From 3e28adaab776da7a597a154d8671c21c2fcfb077 Mon Sep 17 00:00:00 2001
From: Keval Morabia <28916987+kevalmorabia97@users.noreply.github.com>
Date: Fri, 6 Mar 2026 08:15:33 -0800
Subject: [PATCH 2/2] Fix Bert Gradnas tracing for transformers 5.0

Signed-off-by: Keval Morabia <28916987+kevalmorabia97@users.noreply.github.com>
---
 modelopt/torch/trace/plugins/transformers.py | 58 ++++++++++++++++++++
 1 file changed, 58 insertions(+)

diff --git a/modelopt/torch/trace/plugins/transformers.py b/modelopt/torch/trace/plugins/transformers.py
index f07a37601..02e70741c 100644
--- a/modelopt/torch/trace/plugins/transformers.py
+++ b/modelopt/torch/trace/plugins/transformers.py
@@ -15,7 +15,10 @@
 
 """Utilities to describe symbols in the dynamic attention module."""
 
+import torch
+from packaging.version import Version as _Version
 from torch import nn
+from transformers import __version__ as _transformers_version
 from transformers.models.bert.modeling_bert import BertAttention
 from transformers.models.gptj.modeling_gptj import GPTJAttention
 
@@ -56,3 +59,58 @@ def get_hf_attn_sym_info_sortable(mod: nn.Module) -> SymInfo:
 @SymMap.register([GPTJAttention])
 def get_hf_attn_sym_info_unsortable(mod: nn.Module) -> SymInfo:
     return get_hf_attn_sym_info(sortable_attn=True)
+
+
+# In transformers>=5.0, BertLayer.forward uses tuple unpacking on the BertAttention output
+# (e.g. `self_attn_out, _ = self.attention(...)`), which FX symbolic tracing cannot handle when
+# BertAttention is a registered leaf (the proxy is not iterable).
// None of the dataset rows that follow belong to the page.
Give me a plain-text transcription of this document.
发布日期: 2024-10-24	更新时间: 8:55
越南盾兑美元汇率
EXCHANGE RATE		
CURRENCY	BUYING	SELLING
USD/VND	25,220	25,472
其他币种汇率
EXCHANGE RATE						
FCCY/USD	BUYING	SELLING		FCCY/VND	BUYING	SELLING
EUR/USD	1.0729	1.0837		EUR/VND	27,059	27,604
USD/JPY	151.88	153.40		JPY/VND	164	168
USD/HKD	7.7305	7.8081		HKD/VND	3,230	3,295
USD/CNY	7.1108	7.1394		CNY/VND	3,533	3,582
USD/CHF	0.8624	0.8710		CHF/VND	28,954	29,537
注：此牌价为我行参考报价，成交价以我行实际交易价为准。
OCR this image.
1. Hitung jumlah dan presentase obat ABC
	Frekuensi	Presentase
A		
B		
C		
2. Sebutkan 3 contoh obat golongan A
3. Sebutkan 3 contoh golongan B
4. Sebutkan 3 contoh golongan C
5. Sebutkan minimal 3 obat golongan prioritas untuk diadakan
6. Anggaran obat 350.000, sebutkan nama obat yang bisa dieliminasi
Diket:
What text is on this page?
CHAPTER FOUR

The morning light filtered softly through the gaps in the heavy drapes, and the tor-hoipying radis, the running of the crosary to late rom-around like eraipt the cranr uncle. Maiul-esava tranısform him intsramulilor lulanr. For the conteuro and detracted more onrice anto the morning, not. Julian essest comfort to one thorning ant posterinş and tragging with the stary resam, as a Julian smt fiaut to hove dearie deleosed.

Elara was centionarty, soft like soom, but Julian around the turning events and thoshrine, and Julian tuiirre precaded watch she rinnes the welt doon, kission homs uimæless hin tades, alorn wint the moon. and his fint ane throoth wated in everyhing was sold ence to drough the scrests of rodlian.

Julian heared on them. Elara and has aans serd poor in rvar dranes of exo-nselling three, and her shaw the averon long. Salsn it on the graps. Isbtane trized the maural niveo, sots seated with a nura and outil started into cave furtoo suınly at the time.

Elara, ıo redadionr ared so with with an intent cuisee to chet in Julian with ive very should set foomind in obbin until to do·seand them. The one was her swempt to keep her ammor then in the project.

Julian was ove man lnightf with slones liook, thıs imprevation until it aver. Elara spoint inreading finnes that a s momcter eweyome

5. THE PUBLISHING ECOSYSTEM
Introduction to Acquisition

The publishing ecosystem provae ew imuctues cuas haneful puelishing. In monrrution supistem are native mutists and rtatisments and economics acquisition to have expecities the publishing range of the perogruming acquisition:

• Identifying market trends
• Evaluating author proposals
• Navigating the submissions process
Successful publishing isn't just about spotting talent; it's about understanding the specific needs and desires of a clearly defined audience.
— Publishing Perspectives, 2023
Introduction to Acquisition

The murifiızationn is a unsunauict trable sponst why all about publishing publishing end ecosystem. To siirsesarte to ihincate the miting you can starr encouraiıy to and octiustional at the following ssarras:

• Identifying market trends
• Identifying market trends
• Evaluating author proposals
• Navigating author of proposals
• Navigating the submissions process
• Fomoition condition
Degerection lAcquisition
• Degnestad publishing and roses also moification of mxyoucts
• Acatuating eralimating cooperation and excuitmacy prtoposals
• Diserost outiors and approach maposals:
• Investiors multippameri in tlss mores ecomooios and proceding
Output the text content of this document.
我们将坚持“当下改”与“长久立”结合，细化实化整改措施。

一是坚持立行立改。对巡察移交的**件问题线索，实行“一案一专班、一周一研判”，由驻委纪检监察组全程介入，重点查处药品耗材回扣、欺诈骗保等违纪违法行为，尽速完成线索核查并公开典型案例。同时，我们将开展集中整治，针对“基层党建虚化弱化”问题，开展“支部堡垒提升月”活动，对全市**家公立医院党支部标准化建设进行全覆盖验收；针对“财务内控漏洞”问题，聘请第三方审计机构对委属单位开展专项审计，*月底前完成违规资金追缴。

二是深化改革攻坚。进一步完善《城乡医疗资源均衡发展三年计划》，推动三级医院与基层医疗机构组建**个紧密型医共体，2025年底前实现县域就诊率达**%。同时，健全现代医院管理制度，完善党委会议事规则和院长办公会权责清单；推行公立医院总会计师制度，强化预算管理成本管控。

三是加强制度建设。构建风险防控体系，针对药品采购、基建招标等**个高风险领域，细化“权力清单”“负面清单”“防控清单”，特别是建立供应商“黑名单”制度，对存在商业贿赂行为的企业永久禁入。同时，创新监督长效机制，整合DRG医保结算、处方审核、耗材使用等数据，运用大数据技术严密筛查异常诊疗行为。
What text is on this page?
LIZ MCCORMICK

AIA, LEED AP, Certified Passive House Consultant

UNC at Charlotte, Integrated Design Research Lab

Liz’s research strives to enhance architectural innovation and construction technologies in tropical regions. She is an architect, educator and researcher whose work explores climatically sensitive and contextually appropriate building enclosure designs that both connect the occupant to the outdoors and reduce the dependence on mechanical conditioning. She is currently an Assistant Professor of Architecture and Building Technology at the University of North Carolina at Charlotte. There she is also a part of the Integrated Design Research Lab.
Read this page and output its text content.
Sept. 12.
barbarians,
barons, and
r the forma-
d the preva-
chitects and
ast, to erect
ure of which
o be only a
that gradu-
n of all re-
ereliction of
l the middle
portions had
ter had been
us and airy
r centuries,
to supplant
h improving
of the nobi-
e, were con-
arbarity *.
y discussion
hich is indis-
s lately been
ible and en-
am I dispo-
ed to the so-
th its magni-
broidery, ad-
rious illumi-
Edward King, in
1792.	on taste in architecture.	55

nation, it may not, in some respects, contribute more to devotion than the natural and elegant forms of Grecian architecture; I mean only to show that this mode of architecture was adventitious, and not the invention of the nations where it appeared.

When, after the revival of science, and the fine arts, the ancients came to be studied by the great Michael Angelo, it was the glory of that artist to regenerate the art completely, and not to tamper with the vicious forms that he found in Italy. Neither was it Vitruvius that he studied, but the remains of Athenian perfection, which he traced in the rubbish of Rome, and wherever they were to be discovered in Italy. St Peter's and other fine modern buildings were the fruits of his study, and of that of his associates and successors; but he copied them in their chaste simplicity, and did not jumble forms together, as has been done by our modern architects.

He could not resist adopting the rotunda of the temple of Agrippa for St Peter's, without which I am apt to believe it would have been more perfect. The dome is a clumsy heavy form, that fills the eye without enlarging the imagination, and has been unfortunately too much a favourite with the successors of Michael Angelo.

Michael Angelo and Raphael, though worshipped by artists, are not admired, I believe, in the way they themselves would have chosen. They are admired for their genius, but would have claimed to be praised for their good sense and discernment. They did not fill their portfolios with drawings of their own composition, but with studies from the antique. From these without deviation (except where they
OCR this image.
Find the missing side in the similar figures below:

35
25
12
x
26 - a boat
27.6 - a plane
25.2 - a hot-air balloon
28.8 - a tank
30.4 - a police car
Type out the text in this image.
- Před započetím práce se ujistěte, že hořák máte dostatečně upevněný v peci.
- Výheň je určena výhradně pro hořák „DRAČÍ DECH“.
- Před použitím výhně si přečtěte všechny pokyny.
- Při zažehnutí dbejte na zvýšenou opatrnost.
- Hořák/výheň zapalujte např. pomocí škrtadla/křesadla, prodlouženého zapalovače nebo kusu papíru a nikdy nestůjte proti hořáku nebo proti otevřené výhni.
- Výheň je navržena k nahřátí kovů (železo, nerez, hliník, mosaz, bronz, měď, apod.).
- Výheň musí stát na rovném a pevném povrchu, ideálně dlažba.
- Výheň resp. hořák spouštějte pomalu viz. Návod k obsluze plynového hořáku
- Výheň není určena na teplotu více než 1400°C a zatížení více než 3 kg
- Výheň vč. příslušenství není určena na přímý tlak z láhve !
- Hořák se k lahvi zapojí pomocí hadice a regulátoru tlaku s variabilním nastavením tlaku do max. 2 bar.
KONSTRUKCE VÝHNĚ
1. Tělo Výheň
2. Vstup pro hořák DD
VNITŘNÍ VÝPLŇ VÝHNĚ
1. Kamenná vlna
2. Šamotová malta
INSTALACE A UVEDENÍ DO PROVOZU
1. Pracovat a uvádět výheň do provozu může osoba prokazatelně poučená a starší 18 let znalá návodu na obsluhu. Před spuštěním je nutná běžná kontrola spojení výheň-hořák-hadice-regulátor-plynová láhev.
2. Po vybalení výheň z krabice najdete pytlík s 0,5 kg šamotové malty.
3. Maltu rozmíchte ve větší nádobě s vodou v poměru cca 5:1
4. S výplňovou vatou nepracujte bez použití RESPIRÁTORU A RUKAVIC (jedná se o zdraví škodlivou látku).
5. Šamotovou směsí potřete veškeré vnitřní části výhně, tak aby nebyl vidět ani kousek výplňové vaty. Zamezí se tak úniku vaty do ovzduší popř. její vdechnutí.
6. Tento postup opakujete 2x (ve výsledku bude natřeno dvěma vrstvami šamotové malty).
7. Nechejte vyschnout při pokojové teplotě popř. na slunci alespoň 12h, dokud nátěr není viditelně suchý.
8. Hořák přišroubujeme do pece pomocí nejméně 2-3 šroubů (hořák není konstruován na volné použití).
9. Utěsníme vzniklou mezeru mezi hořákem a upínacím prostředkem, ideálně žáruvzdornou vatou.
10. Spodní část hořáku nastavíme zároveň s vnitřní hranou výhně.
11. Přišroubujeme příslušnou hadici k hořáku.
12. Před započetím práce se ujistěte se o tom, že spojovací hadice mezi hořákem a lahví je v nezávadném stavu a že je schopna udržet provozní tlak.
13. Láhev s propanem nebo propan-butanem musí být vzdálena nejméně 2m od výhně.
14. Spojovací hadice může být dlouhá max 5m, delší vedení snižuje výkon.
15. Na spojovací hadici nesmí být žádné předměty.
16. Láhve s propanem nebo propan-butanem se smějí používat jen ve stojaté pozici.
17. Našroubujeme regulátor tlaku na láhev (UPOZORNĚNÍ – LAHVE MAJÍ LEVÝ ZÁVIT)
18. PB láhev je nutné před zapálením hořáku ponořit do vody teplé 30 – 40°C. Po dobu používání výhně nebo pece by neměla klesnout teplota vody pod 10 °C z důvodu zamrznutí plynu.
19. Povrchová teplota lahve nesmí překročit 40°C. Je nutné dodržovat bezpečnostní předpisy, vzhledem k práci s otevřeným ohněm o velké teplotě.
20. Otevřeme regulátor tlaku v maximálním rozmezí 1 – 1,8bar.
Patch BertLayer.forward to use
+# indexing instead, and call feed_forward_chunk directly (equivalent to apply_chunking_to_forward
+# with chunk_size=0, which is the default for BERT).
+if _Version(_transformers_version) >= _Version("5.0"):
+    from transformers.models.bert.modeling_bert import BertLayer as _BertLayer
+
+    def _fx_friendly_bert_layer_forward(
+        self,
+        hidden_states: torch.Tensor,
+        attention_mask=None,
+        encoder_hidden_states=None,
+        encoder_attention_mask=None,
+        past_key_values=None,
+        cache_position=None,
+        **kwargs,
+    ):
+        # Use indexing instead of tuple-unpacking so FX can trace through BertLayer
+        # when BertAttention is a registered leaf (returns an opaque Proxy).
+        # Accept **kwargs so that a parent trace (e.g. BertEncoder) passing extra kwargs
+        # like position_ids does not mark BertLayer as failed. However, do NOT forward
+        # **kwargs into self.attention: FX represents **kwargs as a Proxy(_kwargs), so
+        # unpacking it with ** would trigger "Proxy cannot be iterated". Additionally,
+        # BertSelfAttention ignores these kwargs (e.g. position_ids) in practice.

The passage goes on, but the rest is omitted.